Catholic News Service
“Jesus as Priest for Our Time: According to the Order of Melchizedek” by Father Bernard Bonnot. AUSCPicious Publishing (Struthers, Ohio, 2020). 237 pp., $19.95.
Father Bonnot thought through and wrote this book as a meditation upon the meaning of his 50 years as a Catholic parish priest. Jesus, he notes correctly, was not a priest among his own people, not a descendant of Aaron.
He was a layperson with no appointed role in the Temple to offer sacrifice. Indeed, like many Jews of his time, he was critical of the Temple priests for their collaboration with Rome, as his dramatic cleansing of the Temple illustrates.

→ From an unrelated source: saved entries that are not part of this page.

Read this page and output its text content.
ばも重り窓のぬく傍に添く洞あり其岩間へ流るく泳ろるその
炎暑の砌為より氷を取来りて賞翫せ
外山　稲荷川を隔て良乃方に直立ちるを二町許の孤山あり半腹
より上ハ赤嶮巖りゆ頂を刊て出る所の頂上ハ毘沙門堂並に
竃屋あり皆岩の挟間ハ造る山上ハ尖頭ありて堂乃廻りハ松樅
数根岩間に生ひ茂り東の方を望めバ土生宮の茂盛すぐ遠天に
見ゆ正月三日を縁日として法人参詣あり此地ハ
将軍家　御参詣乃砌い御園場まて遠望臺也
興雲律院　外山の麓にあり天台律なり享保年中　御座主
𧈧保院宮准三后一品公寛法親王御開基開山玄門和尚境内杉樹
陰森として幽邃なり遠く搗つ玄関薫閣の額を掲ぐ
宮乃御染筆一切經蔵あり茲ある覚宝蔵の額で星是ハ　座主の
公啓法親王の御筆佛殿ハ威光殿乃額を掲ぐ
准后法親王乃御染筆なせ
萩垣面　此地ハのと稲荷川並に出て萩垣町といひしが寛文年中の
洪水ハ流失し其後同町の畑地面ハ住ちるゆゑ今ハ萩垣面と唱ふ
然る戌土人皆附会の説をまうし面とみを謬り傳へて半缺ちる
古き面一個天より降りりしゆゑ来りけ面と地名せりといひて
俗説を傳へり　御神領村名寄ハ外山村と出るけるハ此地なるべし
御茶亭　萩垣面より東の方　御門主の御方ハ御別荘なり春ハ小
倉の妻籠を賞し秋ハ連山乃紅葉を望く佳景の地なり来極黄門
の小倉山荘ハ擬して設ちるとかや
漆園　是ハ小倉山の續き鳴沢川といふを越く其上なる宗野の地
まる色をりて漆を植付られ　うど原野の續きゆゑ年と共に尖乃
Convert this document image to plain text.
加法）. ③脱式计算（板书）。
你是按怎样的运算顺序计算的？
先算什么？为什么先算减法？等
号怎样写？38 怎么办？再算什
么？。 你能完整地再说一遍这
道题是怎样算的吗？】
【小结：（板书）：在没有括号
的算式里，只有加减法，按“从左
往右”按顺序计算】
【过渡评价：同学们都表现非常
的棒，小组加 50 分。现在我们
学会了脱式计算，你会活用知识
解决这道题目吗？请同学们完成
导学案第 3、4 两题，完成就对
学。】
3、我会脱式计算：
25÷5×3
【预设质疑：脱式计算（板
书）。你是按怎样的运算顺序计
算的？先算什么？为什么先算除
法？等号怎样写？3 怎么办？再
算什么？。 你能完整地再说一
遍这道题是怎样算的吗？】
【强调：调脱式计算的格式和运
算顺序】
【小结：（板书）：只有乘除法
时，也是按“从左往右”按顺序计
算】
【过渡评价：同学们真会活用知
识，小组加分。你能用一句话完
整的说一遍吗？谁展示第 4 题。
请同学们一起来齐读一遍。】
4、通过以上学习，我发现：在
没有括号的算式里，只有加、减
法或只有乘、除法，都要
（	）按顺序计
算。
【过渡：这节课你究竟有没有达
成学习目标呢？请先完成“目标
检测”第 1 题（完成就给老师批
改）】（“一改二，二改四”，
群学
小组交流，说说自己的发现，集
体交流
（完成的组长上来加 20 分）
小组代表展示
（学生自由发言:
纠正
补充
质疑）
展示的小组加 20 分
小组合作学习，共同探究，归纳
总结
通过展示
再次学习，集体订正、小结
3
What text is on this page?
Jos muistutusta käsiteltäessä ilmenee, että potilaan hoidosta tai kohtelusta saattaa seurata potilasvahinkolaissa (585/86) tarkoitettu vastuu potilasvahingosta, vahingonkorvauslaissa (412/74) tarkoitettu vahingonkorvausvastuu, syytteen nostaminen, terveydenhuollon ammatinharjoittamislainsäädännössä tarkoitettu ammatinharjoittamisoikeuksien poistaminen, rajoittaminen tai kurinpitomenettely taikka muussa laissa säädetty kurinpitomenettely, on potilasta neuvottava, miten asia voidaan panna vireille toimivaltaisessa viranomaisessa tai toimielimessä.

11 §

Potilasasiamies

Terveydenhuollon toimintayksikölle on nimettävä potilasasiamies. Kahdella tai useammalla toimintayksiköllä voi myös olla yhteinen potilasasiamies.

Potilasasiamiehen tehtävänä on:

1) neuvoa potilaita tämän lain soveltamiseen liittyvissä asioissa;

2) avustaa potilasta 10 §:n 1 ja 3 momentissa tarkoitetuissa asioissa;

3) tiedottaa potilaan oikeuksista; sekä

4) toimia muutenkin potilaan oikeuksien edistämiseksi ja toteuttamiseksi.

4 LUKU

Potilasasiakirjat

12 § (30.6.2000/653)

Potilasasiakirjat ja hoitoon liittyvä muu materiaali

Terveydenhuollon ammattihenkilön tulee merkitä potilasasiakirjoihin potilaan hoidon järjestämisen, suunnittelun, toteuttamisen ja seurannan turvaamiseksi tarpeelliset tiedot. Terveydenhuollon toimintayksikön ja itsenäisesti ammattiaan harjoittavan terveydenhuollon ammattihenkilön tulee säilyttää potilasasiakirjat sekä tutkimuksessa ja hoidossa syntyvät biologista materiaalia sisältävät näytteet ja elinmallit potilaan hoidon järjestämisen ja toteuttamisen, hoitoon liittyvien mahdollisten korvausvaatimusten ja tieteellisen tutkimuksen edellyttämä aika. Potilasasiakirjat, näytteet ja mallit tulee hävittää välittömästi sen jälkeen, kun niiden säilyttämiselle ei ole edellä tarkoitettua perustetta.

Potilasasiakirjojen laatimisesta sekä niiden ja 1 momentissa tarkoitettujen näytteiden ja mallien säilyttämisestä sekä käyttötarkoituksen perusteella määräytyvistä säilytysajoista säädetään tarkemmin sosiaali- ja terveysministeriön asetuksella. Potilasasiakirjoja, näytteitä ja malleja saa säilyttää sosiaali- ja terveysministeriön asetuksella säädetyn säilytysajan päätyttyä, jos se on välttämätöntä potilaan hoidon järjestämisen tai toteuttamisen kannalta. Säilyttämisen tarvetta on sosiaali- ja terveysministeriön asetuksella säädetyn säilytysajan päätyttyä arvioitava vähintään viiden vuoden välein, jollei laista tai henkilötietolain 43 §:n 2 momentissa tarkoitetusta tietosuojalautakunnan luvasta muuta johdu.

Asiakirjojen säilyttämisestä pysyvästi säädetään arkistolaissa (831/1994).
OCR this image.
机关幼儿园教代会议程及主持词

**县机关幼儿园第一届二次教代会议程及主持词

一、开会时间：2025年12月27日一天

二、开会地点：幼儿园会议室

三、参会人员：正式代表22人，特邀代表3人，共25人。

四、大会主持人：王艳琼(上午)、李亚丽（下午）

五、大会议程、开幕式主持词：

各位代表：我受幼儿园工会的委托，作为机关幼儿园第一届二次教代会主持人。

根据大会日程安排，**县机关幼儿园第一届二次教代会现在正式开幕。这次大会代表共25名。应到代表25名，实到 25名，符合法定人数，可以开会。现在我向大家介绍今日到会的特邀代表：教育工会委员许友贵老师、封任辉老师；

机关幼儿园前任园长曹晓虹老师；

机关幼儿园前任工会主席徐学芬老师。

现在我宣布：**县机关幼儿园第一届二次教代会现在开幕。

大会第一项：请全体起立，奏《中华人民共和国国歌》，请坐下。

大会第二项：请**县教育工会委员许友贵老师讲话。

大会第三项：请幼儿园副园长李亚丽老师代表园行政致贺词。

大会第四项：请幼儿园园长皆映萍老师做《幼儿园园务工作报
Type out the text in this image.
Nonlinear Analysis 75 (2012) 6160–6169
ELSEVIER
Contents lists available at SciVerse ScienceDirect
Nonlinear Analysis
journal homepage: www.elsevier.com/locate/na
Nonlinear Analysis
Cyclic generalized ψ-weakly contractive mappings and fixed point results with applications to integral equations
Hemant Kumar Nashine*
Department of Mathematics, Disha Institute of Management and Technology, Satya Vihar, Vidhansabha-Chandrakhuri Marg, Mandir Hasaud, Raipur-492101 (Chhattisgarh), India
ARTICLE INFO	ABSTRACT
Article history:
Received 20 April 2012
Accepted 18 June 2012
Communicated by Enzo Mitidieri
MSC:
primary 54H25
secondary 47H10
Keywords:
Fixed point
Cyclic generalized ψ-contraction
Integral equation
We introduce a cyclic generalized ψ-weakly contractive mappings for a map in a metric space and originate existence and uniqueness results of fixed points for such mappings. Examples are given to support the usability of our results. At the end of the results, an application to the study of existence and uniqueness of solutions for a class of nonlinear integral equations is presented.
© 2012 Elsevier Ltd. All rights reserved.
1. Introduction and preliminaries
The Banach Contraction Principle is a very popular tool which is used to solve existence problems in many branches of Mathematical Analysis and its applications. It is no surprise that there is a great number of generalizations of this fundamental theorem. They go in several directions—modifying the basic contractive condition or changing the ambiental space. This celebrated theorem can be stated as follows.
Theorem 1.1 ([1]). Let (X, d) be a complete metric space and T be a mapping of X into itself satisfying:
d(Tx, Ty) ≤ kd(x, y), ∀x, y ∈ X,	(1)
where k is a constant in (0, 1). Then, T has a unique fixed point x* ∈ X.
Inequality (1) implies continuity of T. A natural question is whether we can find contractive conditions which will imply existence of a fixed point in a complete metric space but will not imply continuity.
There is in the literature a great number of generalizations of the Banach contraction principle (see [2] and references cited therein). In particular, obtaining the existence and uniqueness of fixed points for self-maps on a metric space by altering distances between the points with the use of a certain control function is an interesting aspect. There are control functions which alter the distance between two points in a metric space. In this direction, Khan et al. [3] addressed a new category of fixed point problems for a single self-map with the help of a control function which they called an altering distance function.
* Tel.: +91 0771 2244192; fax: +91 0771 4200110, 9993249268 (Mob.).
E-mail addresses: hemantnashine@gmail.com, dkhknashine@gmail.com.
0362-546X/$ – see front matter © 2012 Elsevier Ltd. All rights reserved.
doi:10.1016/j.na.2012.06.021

Jesus was closest to and may have been a Pharisee, which is why the New Testament shows him so often in spirited dialogue with Pharisees. It is important to note, though Father Bonnot does not go into this in sufficient detail, that with one exception (divorce), Jesus affirms the understanding of the spirit of the law/Torah held by the Pharisee followers of Hillel as opposed to the more restrictive understanding of Shammai.
Interestingly, Rabbinic Judaism also follows the Hillelite interpretation, so Christianity and Judaism to this day have a very similar understanding of how to live out our respective understandings of being in covenant with the one God of Israel. The book would have been deepened by this larger context, since Jesus lived and died a faithful Jew of his time, affirming the law/covenant and demanding, like the Hebrew prophets before him, that his followers fulfill the law by living it in their hearts and in in their deeds, caring for those in need.
Jesus did not in any sense “destroy” the law by “radicalizing” it, as Father Bonnot states. He deepened our understanding of it and what is central to it, love of God and neighbor (Lv. 19:18, Dt. 6:5).
The key biblical passages behind the title are those in Genesis, where a non-Jewish priest, Melchizedek, comes out to congratulate Abraham on his victory in battle, and the references to it in Psalm 110 and Hebrews 7. Father Bonnot goes into detail about the biblical understandings of priesthood in the Hebrew Scriptures and New Testament.
He goes through the lengthy history of the development of the understandings and practices of priesthood in Christianity, breaking down the key understandings and sometimes misunderstandings in various periods.
Although the church’s views on priesthood became frozen at the Council of Trent reacting to the Protestant Reformation, they were radically re-understood by the Second Vatican Council and subsequent official statements, culminating in Pope Francis’ emphasis on priestly ministry as a pastoral rather than hierarchical calling.
Throughout the book Father Bonnot illustrates his interpretations of priestly ministry with the understandings he has gained from his half-century of parish service to the priestly people of God, the church.
He notes, accurately, that in the United States and worldwide, there is a crisis of fewer men believing themselves to be called to the priesthood, which has had consequences such as the closing and consolidation of many parishes, making it more difficult for Catholics to come together and celebrate the Last Supper, death and resurrection of Jesus.
He urges the ordination of married men, noting that the apostles were married; the ordination of women as deacons, noting that the early church had many women deacons; and even the ordination of women as priests, since none of these are doctrinally defined.
(On April 8, 2020, Pope Francis announced creation of new commission to study the ordination of women as deacons. But he has reiterated the church’s ban on women priests, citing St. John Paul II’s declaration on it in the document “Ordinatio Sacerdotalis,” though this could be overturned by a future pope because it was not formally, solemnly proclaimed as infallible.)
Father Bonnot’s book should be read not only by priests but by laypersons, and could well serve as a text for an ongoing communal dialogue within parishes. It could help dedicated laypersons to understand better their priestly role within the community and in the celebration of the Eucharist, which was and is a communal meal, not simply the action of a single person.
Fisher is a professor of theology at St. Leo University in Florida.